As coaches, we sometimes fail to see our own coaching deficiencies while only seeing the deficiencies and mistakes of our players. Probably more than in a lot of other sports, in lacrosse, there seems to be more than enough player failure to go around. Especially if you’re a former player yourself, or if you coach in a youth program or an inexperienced high school or college program. And more often than not, unlike baseball, basketball, football, or soccer, lacrosse lends itself to being more of a challenge to coach, given the popularity and exposure these other sports have in comparison.
There will usually always be games where your team will face an opponent and be totally unmatched. Every coach has had their share of these games. But in close, competitive games against similarly skilled teams, I’ve never known a really good coach who didn’t always think he had somehow failed as a coach when his team lost. And conversely, I’ve never thought much of a coach who placed blame on a team or a player for a loss.
A good coach will always think he could have coached a game better. That he should have had a better game plan. That he should have worked on something more in practice, or spent time with a new EMO play, or studied more film on the opponent, or do less conditioning, or more conditioning, or put together a better scouting report.
Of course, there are situations when players will make costly mistakes in a game, or “choke” at a crucial time and be blamed for losing the game, by teammates, fans, parents, the coach. But the coach worth anything will only look at what he did or did not do, or what he could have done better. He’ll look at his own coaching mistakes; or the team’s unpreparedness for the game, if that’s a possible reason for the loss. And he’ll look back on the game in its entirety, from start to finish, and not just at the moment when his player “choked”. Or, which often is the case, a game of lacrosse just comes down to two competitive teams, both playing well, where the losing team just ends up running out of game clock.
One season I watched a high school team leave a timeout to play man-to-man defense with the score tied and twelve seconds left. #18, this team’s best defender, matched up with the ball carrier, the best attackman for the other team. As I watched the 6-on-6 alignment before the whistle blew, I thought to myself, why isn’t this defense setting up in their zone defense for these final twelve seconds? Considering the circumstances, and how the game had gone up to that point, I’m thinking that would probably be a better coaching move. As it turns out, #18 gets beat by his attackman, who not only scores the game winner, but eliminates the other team from a playoff berth. #18 is devastated, his head is down, he can barely make his way off the field.
Now, had the coach gone to a zone, would that have guaranteed overtime and a possible victory? Maybe. Or maybe not. But now, #18 feels responsible for having his team lose this game, and losing the chance to make the playoffs.

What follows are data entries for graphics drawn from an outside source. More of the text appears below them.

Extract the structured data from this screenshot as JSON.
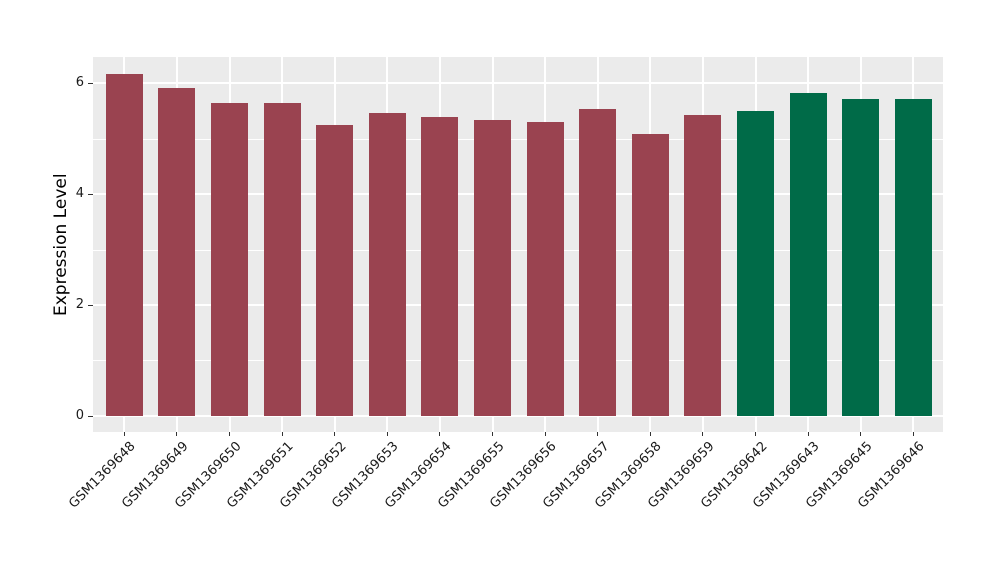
{
  "figure": {
    "background_color": "#FFFFFF",
    "panel_background_color": "#EBEBEB",
    "gridline_color": "#FFFFFF",
    "axis_text_color": "#1a1a1a",
    "tick_mark_color": "#333333"
  },
  "chart_data": {
    "type": "bar",
    "title": "",
    "xlabel": "",
    "ylabel": "Expression Level",
    "categories": [
      "GSM1369648",
      "GSM1369649",
      "GSM1369650",
      "GSM1369651",
      "GSM1369652",
      "GSM1369653",
      "GSM1369654",
      "GSM1369655",
      "GSM1369656",
      "GSM1369657",
      "GSM1369658",
      "GSM1369659",
      "GSM1369642",
      "GSM1369643",
      "GSM1369645",
      "GSM1369646"
    ],
    "values": [
      6.17,
      5.92,
      5.65,
      5.65,
      5.24,
      5.47,
      5.4,
      5.34,
      5.31,
      5.54,
      5.09,
      5.43,
      5.5,
      5.83,
      5.71,
      5.72
    ],
    "bar_colors": [
      "#9A4350",
      "#9A4350",
      "#9A4350",
      "#9A4350",
      "#9A4350",
      "#9A4350",
      "#9A4350",
      "#9A4350",
      "#9A4350",
      "#9A4350",
      "#9A4350",
      "#9A4350",
      "#006B48",
      "#006B48",
      "#006B48",
      "#006B48"
    ],
    "group_colors": {
      "maroon_group": "#9A4350",
      "green_group": "#006B48"
    },
    "yticks_major": [
      0,
      2,
      4,
      6
    ],
    "yticks_minor": [
      1,
      3,
      5
    ],
    "ylim": [
      0,
      6.49
    ],
    "grid": "horizontal major+minor, vertical at category centers",
    "legend": "none",
    "x_label_rotation_deg": 45
  }
}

The Parcells/Pryor story I’ve often reflected upon, and have subscribed to its lesson since the first time I had read it in Parcell’s 1987 autobiography. And here, there was no circumstance more fitting. In the locker room after the game, I met with the team--bruised and bloody--who had just given everything they had in their best effort of the season in the heartbreaking 15-14 loss. I told them about the coaching mistake I had made, and how I take full responsibility for the team missing the playoffs.
As a coach, honestly taking at least partial responsibility for a player’s deficient individual play, or for a team’s play as a whole, will always make you a better coach. And more importantly, a continuing student of coaching. Some of the best lessons learned, and the best ways at improving as a coach, are from asking the question, “Is there more I could have done?” And when your #18 thinks that it’s his fault your team lost, remind yourself of the lesson learned long ago by a future NFL Hall of Fame coach.